Each transaction carries some embedded risk. The problem is that the bankers making huge commissions on the buying and selling of what would later become known as “toxic assets” do not bear the full risk of those products; their firms do. Heads they win, tails the firm loses. In the case of Lehman Brothers, that’s a pretty accurate description of what happened. Yes, the Lehman employees lost their jobs, but those most responsible for the collapse of the firm don’t have to give back the huge bonuses they made in the good years.

One other culpable party deserves mention, and again misaligned incentives was a key problem. The credit rating agencies—Standard & Poor’s, Moody’s, and others—are supposed to be the independent authorities that evaluate the risk of these newfangled products. Many of the “toxic assets” now at the heart of the financial meltdown were given stellar credit ratings. Part of this was pure incompetence. It didn’t help, however, that the credit rating agencies are paid by the firms selling the bonds or securities being rated. That’s a little like a used car salesman paying an appraiser to stand around the lot and provide helpful advice to customers. “Hey Bob, why don’t you come over here and tell the customer whether he is getting a good deal or not.” How useful do you think that would be?
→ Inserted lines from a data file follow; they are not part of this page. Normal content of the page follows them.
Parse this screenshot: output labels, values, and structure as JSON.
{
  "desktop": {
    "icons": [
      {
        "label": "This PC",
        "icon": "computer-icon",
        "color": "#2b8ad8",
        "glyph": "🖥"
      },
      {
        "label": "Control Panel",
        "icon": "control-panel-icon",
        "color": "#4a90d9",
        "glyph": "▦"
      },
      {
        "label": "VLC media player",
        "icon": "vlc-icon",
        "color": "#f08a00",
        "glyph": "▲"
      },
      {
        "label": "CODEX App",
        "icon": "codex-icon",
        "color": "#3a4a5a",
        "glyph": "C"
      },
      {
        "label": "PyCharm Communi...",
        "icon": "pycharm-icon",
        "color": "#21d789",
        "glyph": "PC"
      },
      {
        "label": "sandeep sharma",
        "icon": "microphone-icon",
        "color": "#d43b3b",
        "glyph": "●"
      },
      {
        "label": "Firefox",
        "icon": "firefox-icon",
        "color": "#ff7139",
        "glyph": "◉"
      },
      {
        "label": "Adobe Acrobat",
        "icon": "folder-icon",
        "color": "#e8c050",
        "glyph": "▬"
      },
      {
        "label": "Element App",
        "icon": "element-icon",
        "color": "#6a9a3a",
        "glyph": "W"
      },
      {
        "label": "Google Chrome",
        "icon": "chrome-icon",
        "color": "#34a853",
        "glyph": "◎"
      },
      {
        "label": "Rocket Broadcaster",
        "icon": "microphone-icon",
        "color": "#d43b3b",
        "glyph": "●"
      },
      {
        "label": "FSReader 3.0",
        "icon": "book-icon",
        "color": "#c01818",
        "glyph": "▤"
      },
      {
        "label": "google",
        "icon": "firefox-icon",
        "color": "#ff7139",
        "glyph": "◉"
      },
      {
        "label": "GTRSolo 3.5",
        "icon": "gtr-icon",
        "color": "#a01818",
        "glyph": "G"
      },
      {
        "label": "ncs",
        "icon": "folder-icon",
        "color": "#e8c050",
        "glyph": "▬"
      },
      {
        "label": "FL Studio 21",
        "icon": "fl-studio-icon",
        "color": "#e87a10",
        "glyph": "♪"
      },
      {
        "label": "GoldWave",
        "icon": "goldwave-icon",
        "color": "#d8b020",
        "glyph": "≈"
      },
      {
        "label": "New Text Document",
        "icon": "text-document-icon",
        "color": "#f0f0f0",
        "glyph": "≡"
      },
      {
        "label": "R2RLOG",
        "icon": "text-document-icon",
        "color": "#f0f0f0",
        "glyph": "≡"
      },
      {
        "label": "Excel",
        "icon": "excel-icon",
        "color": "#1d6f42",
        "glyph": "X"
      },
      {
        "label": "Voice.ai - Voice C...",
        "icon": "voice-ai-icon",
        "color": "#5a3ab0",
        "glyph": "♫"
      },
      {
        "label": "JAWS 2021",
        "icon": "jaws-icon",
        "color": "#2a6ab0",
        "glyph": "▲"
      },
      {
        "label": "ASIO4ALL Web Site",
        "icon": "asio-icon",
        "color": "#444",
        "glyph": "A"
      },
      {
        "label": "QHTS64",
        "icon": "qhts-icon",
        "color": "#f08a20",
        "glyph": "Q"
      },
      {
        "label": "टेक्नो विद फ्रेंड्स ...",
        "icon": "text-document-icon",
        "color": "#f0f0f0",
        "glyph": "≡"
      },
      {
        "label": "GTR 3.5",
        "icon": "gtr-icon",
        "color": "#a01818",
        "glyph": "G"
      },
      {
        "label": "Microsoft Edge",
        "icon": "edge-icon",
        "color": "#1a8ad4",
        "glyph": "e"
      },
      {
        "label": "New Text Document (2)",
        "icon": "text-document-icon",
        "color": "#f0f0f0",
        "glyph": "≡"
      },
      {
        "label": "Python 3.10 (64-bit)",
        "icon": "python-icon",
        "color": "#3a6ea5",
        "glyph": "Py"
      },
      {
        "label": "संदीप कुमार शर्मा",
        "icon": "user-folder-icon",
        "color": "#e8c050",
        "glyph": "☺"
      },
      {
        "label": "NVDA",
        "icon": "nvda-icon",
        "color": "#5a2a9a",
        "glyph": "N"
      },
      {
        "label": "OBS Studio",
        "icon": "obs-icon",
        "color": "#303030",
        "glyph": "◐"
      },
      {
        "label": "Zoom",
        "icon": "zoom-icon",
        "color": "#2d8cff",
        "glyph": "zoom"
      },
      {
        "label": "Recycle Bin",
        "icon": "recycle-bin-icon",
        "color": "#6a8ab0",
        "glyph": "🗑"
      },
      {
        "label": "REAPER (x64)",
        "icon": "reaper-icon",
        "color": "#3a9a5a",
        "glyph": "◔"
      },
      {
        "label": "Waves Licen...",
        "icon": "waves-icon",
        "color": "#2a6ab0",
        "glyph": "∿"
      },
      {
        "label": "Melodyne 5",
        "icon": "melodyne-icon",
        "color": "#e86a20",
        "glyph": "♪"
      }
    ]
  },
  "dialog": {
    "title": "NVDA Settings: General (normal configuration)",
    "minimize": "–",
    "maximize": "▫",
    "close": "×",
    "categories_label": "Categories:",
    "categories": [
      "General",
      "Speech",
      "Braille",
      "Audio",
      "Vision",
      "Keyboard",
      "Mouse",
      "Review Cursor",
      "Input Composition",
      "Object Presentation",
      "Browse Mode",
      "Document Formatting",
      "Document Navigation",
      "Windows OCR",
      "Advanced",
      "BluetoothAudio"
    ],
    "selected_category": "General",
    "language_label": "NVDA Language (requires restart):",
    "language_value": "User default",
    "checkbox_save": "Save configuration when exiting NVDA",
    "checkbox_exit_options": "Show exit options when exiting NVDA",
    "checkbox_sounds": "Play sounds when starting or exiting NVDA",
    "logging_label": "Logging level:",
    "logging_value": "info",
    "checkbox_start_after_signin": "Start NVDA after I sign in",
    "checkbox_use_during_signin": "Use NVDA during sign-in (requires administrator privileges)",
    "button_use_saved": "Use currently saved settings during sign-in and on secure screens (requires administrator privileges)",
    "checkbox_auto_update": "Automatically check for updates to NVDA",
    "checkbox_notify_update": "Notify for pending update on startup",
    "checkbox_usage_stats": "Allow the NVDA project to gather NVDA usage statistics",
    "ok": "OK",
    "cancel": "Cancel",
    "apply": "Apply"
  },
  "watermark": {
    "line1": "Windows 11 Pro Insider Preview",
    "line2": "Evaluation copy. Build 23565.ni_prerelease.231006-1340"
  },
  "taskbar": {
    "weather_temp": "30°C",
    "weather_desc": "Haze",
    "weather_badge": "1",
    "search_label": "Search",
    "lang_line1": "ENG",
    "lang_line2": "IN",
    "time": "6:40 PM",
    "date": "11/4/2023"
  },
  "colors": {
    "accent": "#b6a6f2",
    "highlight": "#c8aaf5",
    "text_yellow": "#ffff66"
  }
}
These corporate incentive problems remain unresolved as far as I can tell, both for senior executives in public companies and for other employees taking risks with their firm’s capital. There is a fundamental tension that is tough to resolve. On the one hand, firms need to reward innovation, risk, insight, hard work, and so on. These are good things for the firm, and employees who do them well should be paid handsomely—even astronomically in some cases. On the other hand, the employees doing fancy things (like designing new financial products) will always have more information about what they are really up to than their superiors will; and their superiors will have more information than the shareholders. The challenge is to reward good outcomes without creating incentives for employees to game the system in ways that damage the company in the long run.

 

 

One need not be a corporate titan to deal with principal-agent problems. There are plenty of situations in which we must hire someone whose incentives are similar but not identical to our own—and the distinction between “similar” and “identical” can make all the difference. Take real estate agents, a particular breed of scoundrel who purport to have your best interest at stake but may not, regardless of whether you are buying or selling a property. Let’s look at the buy side first. The agent graciously shows you lots of houses and eventually you find one that is just right. So far, so good. Now it is time to bargain with the seller over the purchase price, often with your agent as your chief adviser. Yet your real estate agent will be paid a percentage of the eventual purchase price. The more you are willing to pay, the more your agent makes and the less time the whole process will take.